まず、お餅などの異物を探すために、口の中に指を突っ込むのはやめてください。患者さんの意識があるときにやると噛まれてケガをしたり、または異物をさらに奥に押し込んでしまう恐れがあります(異物がしっかり見えており、容易に取り出せそうであれば、除去してもかまいません)。
また、掃除機のノズルを口に突っ込んでお餅を吸引するのは、衛生的に汚いので最後の手段にしてください。さらに、ノズルを喉まで入れてから電源をオンにしないと、誤って舌を吸引してしまうことになります。

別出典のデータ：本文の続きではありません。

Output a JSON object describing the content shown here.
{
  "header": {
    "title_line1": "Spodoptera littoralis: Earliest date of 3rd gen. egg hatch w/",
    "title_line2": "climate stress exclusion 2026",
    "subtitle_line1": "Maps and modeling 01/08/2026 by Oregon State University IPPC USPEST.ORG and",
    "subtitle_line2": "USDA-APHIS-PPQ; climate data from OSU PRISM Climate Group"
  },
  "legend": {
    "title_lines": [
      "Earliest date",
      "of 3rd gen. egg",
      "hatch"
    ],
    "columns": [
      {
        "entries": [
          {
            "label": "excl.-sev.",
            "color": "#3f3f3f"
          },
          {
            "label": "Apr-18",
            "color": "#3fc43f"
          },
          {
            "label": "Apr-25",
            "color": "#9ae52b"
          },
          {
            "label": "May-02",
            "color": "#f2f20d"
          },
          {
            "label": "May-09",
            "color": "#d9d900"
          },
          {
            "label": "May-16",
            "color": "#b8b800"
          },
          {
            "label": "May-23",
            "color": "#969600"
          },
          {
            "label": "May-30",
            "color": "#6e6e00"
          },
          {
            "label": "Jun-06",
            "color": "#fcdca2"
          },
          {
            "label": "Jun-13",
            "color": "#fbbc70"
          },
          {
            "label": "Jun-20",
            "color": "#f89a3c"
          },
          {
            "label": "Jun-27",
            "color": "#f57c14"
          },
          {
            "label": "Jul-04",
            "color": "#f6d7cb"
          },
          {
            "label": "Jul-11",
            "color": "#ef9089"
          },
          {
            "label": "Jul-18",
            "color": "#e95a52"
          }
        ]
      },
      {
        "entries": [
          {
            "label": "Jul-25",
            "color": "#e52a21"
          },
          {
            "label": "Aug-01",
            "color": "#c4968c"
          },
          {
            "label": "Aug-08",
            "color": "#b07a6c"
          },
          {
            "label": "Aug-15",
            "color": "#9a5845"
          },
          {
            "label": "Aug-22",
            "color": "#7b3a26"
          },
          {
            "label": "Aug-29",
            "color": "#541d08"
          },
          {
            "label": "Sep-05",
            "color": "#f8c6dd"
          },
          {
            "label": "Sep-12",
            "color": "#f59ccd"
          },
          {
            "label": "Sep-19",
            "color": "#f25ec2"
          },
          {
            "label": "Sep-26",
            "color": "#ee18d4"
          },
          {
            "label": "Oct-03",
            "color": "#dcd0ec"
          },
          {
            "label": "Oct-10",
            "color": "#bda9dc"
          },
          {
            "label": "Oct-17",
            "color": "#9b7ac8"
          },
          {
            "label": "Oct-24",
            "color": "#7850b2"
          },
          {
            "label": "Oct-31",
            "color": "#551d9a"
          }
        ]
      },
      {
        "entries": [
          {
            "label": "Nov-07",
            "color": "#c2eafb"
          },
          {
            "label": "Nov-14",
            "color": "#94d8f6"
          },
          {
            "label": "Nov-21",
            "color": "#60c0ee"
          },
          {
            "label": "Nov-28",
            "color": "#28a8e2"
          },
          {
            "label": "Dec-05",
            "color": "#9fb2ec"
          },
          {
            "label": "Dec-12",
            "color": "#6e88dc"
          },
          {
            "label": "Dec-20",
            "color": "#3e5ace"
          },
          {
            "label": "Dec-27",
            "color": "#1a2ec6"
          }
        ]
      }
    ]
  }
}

【 公益社団法人 鹿児島県医師会 の情報をもとに編集して作成 】
おわりに:お餅による窒息事故は重症例が多い。未然の対策を
毎年後を絶たない、お餅による窒息事故。ニュースで見る分には他人事のように思ってしまいますが、特に65歳以上の人がいるご家庭では、いつ起きてもおかしくない事故でもあります。
窒息の時間によっては脳死、死亡してしまうことも少なくないので、対処法を知っておくことはもちろん、「お餅はなるべく小さく切っておく」「噛み砕き、唾液と混ぜてから飲み込むようにする」「横になった状態で食べない」といったできる対策をしっかり取るようにしましょう。